Leurs baisers et leurs regards sont froids. D’aussi loin qu’on les connaisse ensemble, ils font pourtant penser à un couple neuf de la veille, avec la gêne que cela implique entre eux : ils ont gardé une sorte de précaution l’un vis-à-vis de l’autre, ils semblent encore et toujours être dans leur phase de test et de reconnaissance, pas prêts à parier qu’on les reverra ensemble au prochain dîner…

A vrai dire, ils donnent à penser qu’ils ne sont ensemble que pour les autres, comme s’ils s’y sentaient obligés parce qu’ils croient que c’est comme ça que ce doit être. Leur attitude rappelle un peu celle de l’ado qui « ramène » sa première copine pour la montrer aux copains.

J’espère à ce stade que le lecteur s’est déjà dit « mais oui, je vois bien, c’est comme pour Paulo et Véronique ! », parce que j’ai du mal à saisir et définir complètement ce qui cloche entre eux… Si je relève les traits communs parmi les spécimens observés :

  • Elle : elle est plutôt du genre discret et effacé. Plutôt un peu glacée. On ne sait pas bien si elle l’admire ou s’il lui fait peur.
  • Lui : pas tout à fait à l’aise avec lui-même. Bien qu’il le cache. Tentant de rattraper le pas de ce personnage-idéal qu’il projette devant lui et devant les autres : cet idéal personnel qu’il aimerait être mais qu’il n’est pas encore tout à fait. Il se targue d’avoir beaucoup d’humour mais alors pourquoi a-t-il choisi de vivre avec quelqu’un qui en est absolument dénué…

L’un comme l’autre, on croit sentir qu’ils ont choisi leur compagnon de vie non pas pour la personne qu’il est mais pour le type qu’il ou elle incarne : l’aimé(e) ne leur sert pas à être en osmose ou à trouver leur épanouissement intime, mais à rendre plus réelle l’image qu’ils ont d’eux-mêmes, à confirmer aux yeux du monde qu’ils sont cet idéal personnel après lequel ils courent. « Je suis un type avec de l’assurance, regardez : je sors avec Docile ». « Je suis un dandy esthète, regardez : je sors avec une étudiante en histoire de l’art ». « Je suis une fille délurée, regardez : mon mec est un boute-en-train ». Etc.

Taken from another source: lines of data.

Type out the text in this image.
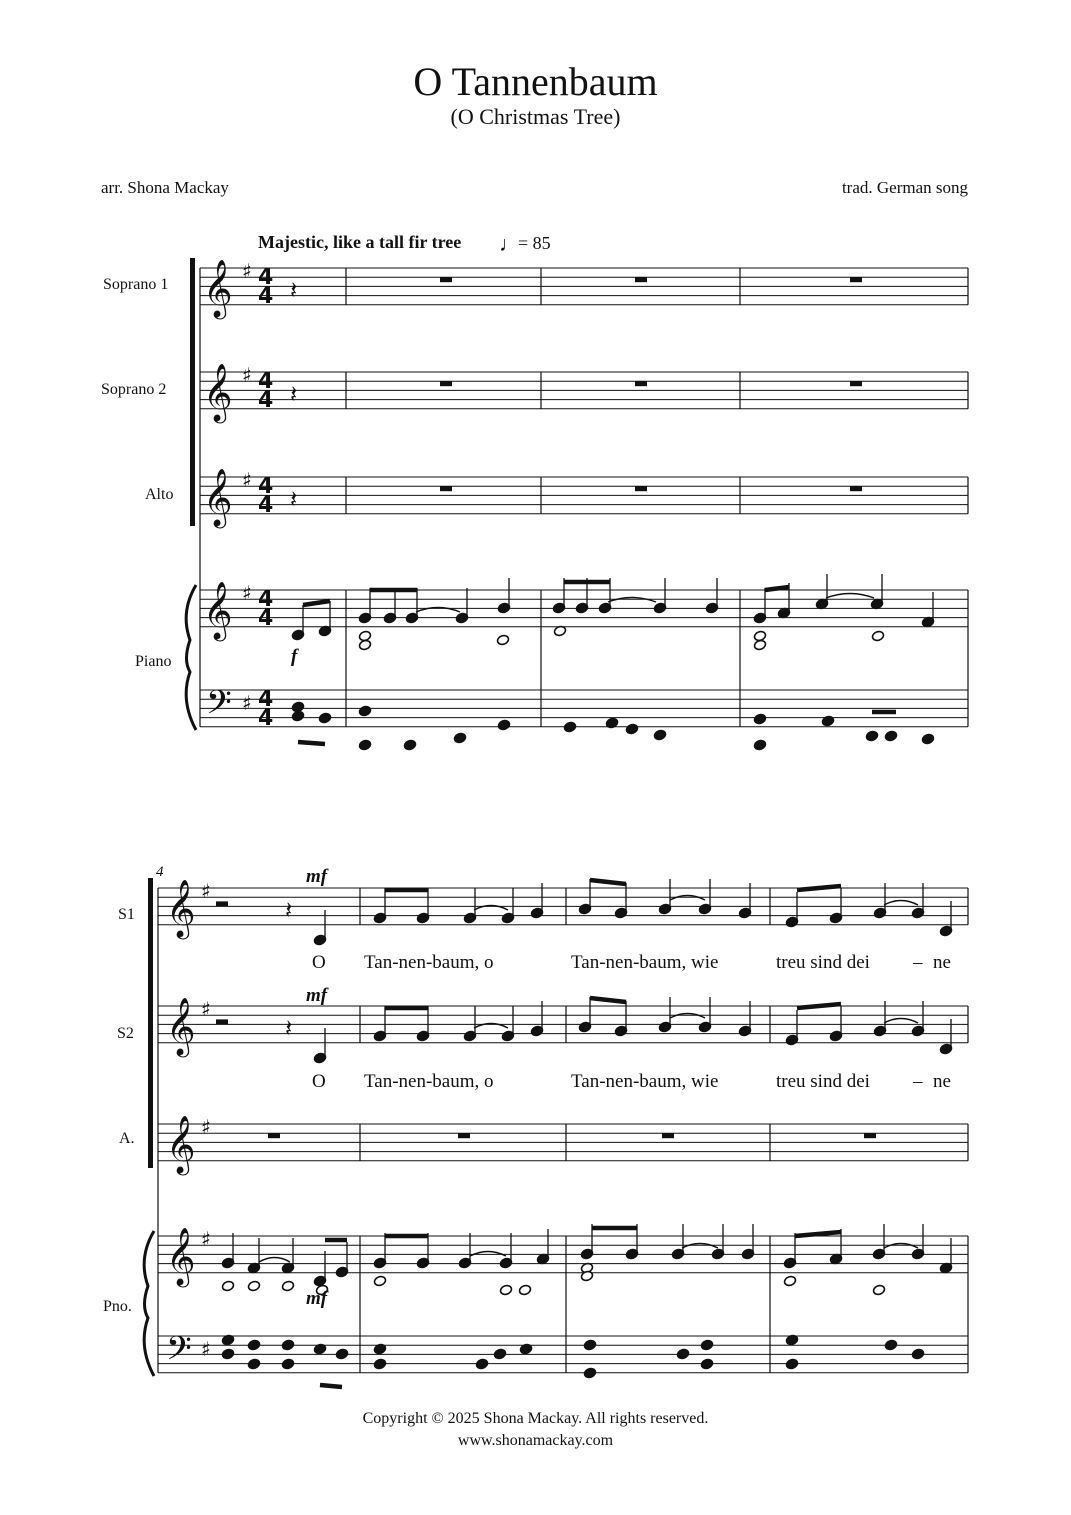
𝄞 ♯ 4
4 𝄽
𝄞 ♯ 4
4 𝄽
𝄞 ♯ 4
4 𝄽
𝄞 ♯ 4
4
𝄢 ♯ 4
4
𝄞 ♯
𝄞 ♯
𝄞 ♯
𝄽
𝄽
𝄞 ♯
𝄢 ♯
O Tannenbaum
(O Christmas Tree)
arr. Shona Mackay	trad. German song
Majestic, like a tall fir tree ♩
= 85
Soprano 1
Soprano 2
Alto
Piano	f
4
S1
S2
A.
Pno.
mf
mf
mf
O Tan-nen-baum, o	Tan-nen-baum, wie	treu sind dei – ne
O Tan-nen-baum, o	Tan-nen-baum, wie	treu sind dei – ne
Copyright © 2025 Shona Mackay. All rights reserved.
www.shonamackay.com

En vérité, ils me procurent toujours une grande tristesse, ces couples étrangers. Ils sont tristes à voir, comme deux coquilles vides, deux masques qui s’observent, sont en relation sans jamais se connaître ni savoir qui ils sont. Tristes, non pas qu’il leur reste à « trouver la bonne personne », concept auquel je ne crois guère, mais ils sont logiquement condamnés à passer le plus clair de leur vie avec un inconnu, ce qui n’est pas vivable.

Je les imagine avoir des moments de saturation où ils n’en peuvent plus de la promiscuité avec l’Autre. Je les imagine être parfois saisis d’une pulsion, d’un besoin d’air aussi soudain qu’impétueux qui ne tolère plus de délai… Ou bien qu’au moment où ils ont besoin d’un véritable cœur confident, ils n’ont comme seule possibilité que d’aller se cacher au fond de l’appartement, pleurer en secret en attendant que ça passe… Je les imagine rentrer chez eux après la soirée où ils se sont montrés à leurs amis, épuisés d’avoir fait bonne figure, tomber le masque, poser la montre sur la table de nuit et se coucher dos à dos sans un mot, soupirant déjà à l’idée de se réveiller dans quelques heures dans le lit d’un autre…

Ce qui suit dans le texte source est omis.